Though Bacon and the baby boomers are loath to admit it, the pioneers of popular university education were Robert Menzies and his Liberal-Country Party successors who quadrupled university admissions between 1956 and 1972.
Tens of thousands of undergraduates were receiving commonwealth scholarships when Whitlam came to power, including, incidentally, former treasurer Wayne Swan. Scholarships were awarded competitively to the most able students regardless of circumstances, guaranteeing that those who entered academe were the academically able.
One consequence of the Whitlam free-for-all was to increase the failure rate. At the start of the 1970s, 34 per cent of students who enrolled would leave empty-handed; by the end of the decade, the rate had risen to 40 per cent.

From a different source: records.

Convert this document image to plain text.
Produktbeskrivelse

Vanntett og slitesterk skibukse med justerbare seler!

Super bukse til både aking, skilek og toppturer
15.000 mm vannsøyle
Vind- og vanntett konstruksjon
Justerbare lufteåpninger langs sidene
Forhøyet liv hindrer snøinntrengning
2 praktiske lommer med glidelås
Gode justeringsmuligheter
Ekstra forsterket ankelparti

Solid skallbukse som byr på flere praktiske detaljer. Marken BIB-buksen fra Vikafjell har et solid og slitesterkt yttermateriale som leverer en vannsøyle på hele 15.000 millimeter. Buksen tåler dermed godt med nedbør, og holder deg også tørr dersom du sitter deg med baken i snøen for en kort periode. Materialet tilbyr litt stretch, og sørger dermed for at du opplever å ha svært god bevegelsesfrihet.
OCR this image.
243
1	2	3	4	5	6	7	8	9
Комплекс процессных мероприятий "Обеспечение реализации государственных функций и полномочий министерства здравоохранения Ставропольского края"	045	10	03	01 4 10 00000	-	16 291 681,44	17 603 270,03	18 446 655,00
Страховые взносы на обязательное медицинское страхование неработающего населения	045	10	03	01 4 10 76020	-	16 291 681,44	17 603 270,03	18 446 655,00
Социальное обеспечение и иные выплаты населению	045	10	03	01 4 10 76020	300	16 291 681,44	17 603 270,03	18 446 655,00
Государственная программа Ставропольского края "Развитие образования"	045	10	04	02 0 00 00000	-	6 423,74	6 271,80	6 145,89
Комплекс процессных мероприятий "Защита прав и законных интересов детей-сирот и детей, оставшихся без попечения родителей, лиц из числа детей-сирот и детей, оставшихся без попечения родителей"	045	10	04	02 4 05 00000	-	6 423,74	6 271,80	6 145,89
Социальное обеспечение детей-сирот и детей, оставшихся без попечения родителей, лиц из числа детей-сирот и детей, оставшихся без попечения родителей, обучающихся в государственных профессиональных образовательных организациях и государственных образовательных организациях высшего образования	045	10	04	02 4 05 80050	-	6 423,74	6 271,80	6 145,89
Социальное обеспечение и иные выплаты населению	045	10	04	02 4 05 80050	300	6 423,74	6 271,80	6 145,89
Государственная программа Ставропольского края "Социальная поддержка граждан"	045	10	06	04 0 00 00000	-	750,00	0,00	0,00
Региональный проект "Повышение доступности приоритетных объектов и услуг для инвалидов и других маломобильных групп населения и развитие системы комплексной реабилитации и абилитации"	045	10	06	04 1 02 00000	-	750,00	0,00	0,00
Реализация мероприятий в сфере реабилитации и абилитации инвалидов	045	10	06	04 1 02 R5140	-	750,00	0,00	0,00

As Whitlam’s education minister, Kim Beazley Sr, wrote in his memoirs: “Generally speaking, those who have a tertiary education in Australia tend to come from the higher income groups. Making tertiary education free therefore tends to shift resources upwards in the community.”
In so far as Whitlam broke down barriers to enter university, it occurred in schools, where Labor’s heavy investment, and the equal funding of Catholic schools, raised retention rates to Year 12.
Like so many of Whitlam’s grand gestures, free universities placed an impossible demand on public spending. The federal government’s recurrent spending on universities increased from $80 million in 1972-73 to $378m in 1974-75, a fourfold increase after adjusting for inflation.
The rapid growth in student numbers created overcrowding. It also discouraged self-reliance.
In 1958, Beazley Sr observed that since Australians spent £450m a year on gambling, £240m on liquor and £125m on tobacco, “It cannot be said that all around us is a grinding poverty that prevents large numbers of people from giving their children an opportunity.”
The ultimate repudiation of Whitlam’s policy came in 1988 when Bob Hawke’s Labor government reintroduced fees and offered income-contingent loans so students could repay their debt when their income permitted.
Labor education minister John Dawkins told the ALP national conference in 1988 that Whitlam’s abolition of fees had failed to democratise education. “We have seen very little change as a result of that move itself in the socio-economic composition of the student population.”
Every attempt since to remove the socio-economic bias towards the middle class in higher education has failed. Yet income-contingent loans have enabled millions to attend university without bankrupting the state.
Nick Cater is executive director of the Menzies Research Centre.